| Piłka ręczna / Pozostałe rozgrywki
Grzegorz Tkaczyk kończy karierę po raz drugi. Legenda polskiej piłki ręcznej po roku występów w pierwszoligowym KSZO Ostrowiec Świętokrzyski rozstaje się z boiskiem do piłki ręcznej na stałe. – Organizmu nie da się oszukać. Głowa chce, ale PESEL nie puszcza – mówi 40-latek.
Niespełna rok temu informacja o jego powrocie na ligowe parkiety zelektryzowała kibiców szczypiorniaka w Polsce. Po czterech latach przerwy Tkaczyk wznowił karierę, dołączając do pierwszoligowca z Ostrowca Świętokrzyskiego. Jak mówił we wrześniu zeszłego roku, wracał do sportu dla... syna.
– Chciałem, by zobaczył jeszcze jak gram. Gdy w 2016 roku kończyłem karierę, miał 8 lat i tak naprawdę nie interesował się piłką ręczną. Teraz, powiedzmy tak od półtora roku, jest nią zafascynowany. Ma klapki na oczach i ciężko trenuje. To był dla mnie dodatkowy sygnał, że chciałbym mu jeszcze co nieco pokazać – opowiadał.
– To była fajna przygoda, która jednak dobiegła końca. Dużo mnie to kosztowało. No i znowu straciłem trochę zdrowia – przyznaje.
– Przede wszystkim potrzebowałem zdecydowanie więcej czasu na regenerację, by po meczu dojść do siebie. Czasem trwało to trzy dni... Szczególnie końcówka sezonu była dla mnie trudna fizycznie. Poza tym kolana znów zaczęły się "odzywać" – wyjaśnia. – Głowa chciała, umiejętności pozwalały, bo nie zapomniałem przecież jak się gra w piłkę ręczną, ale największą przeszkodą był po prostu mój wiek. PESEL już mnie "nie puszczał". Zdałem sobie sprawę, że im dłużej trwał sezon, tym było coraz gorzej. To wszystko pokazało mi, że można jeszcze grać, ale kosztuje to bardzo dużo. Chęci były, ale fizycznie nie dałbym już rady. Organizmu nie da się oszukać – podkreśla.

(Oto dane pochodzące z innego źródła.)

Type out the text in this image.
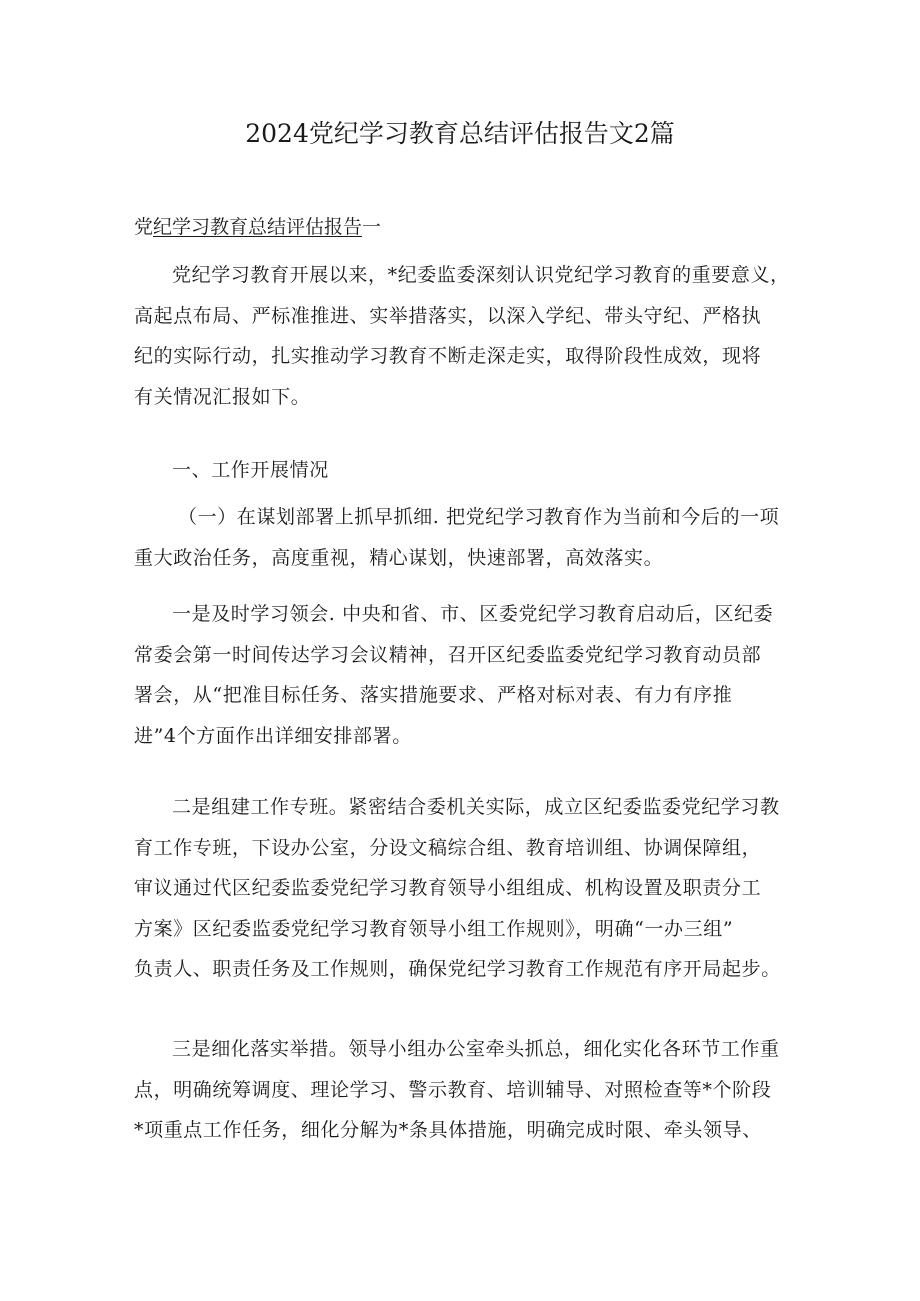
2024党纪学习教育总结评估报告文2篇

党纪学习教育总结评估报告一

党纪学习教育开展以来，*纪委监委深刻认识党纪学习教育的重要意义，
高起点布局、严标准推进、实举措落实，以深入学纪、带头守纪、严格执
纪的实际行动，扎实推动学习教育不断走深走实，取得阶段性成效，现将
有关情况汇报如下。
一、工作开展情况
（一）在谋划部署上抓早抓细. 把党纪学习教育作为当前和今后的一项
重大政治任务，高度重视，精心谋划，快速部署，高效落实。
一是及时学习领会. 中央和省、市、区委党纪学习教育启动后，区纪委
常委会第一时间传达学习会议精神，召开区纪委监委党纪学习教育动员部
署会，从“把准目标任务、落实措施要求、严格对标对表、有力有序推
进”4个方面作出详细安排部署。
二是组建工作专班。紧密结合委机关实际，成立区纪委监委党纪学习教
育工作专班，下设办公室，分设文稿综合组、教育培训组、协调保障组，
审议通过代区纪委监委党纪学习教育领导小组组成、机构设置及职责分工
方案》区纪委监委党纪学习教育领导小组工作规则》，明确“一办三组”
负责人、职责任务及工作规则，确保党纪学习教育工作规范有序开局起步。
三是细化落实举措。领导小组办公室牵头抓总，细化实化各环节工作重
点，明确统筹调度、理论学习、警示教育、培训辅导、对照检查等*个阶段
*项重点工作任务，细化分解为*条具体措施，明确完成时限、牵头领导、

Skoro nie piłka ręczna, to co teraz? Tkaczyk przekonuje, że na nudę nie będzie narzekał. – Od roku prowadzę w Kielcach strzelnicę z ostrą bronią. Teraz to moje oczko w głowie. Mam tam co robić, wielu spraw trzeba dopilnować. A przy tym wolny czas, tak jak choćby teraz w okresie wakacyjnym, mogę spędzać na moich ukochanych Mazurach – dodaje.
Tkaczyk to jeden z najlepszych polskich piłkarzy ręcznych w XXI wieku. W trakcie kariery grał dla Warszawianki, SC Magdeburg, Rhein-Neckar Loewen i Vive Kielce. Pięć razy był mistrzem Polski, sześć razy wygrał rozgrywki Pucharu Polski. Jest triumfatorem Ligi Mistrzów, Pucharu EHF i Pucharu Europy. Przez lata był kapitanem reprezentacji Polski. Z kadrą został wicemistrzem świata w 2007 roku. Wystąpił też na igrzyskach w Pekinie. W drużynie narodowej rozegrał w sumie 159 meczów i zdobył 549 bramek.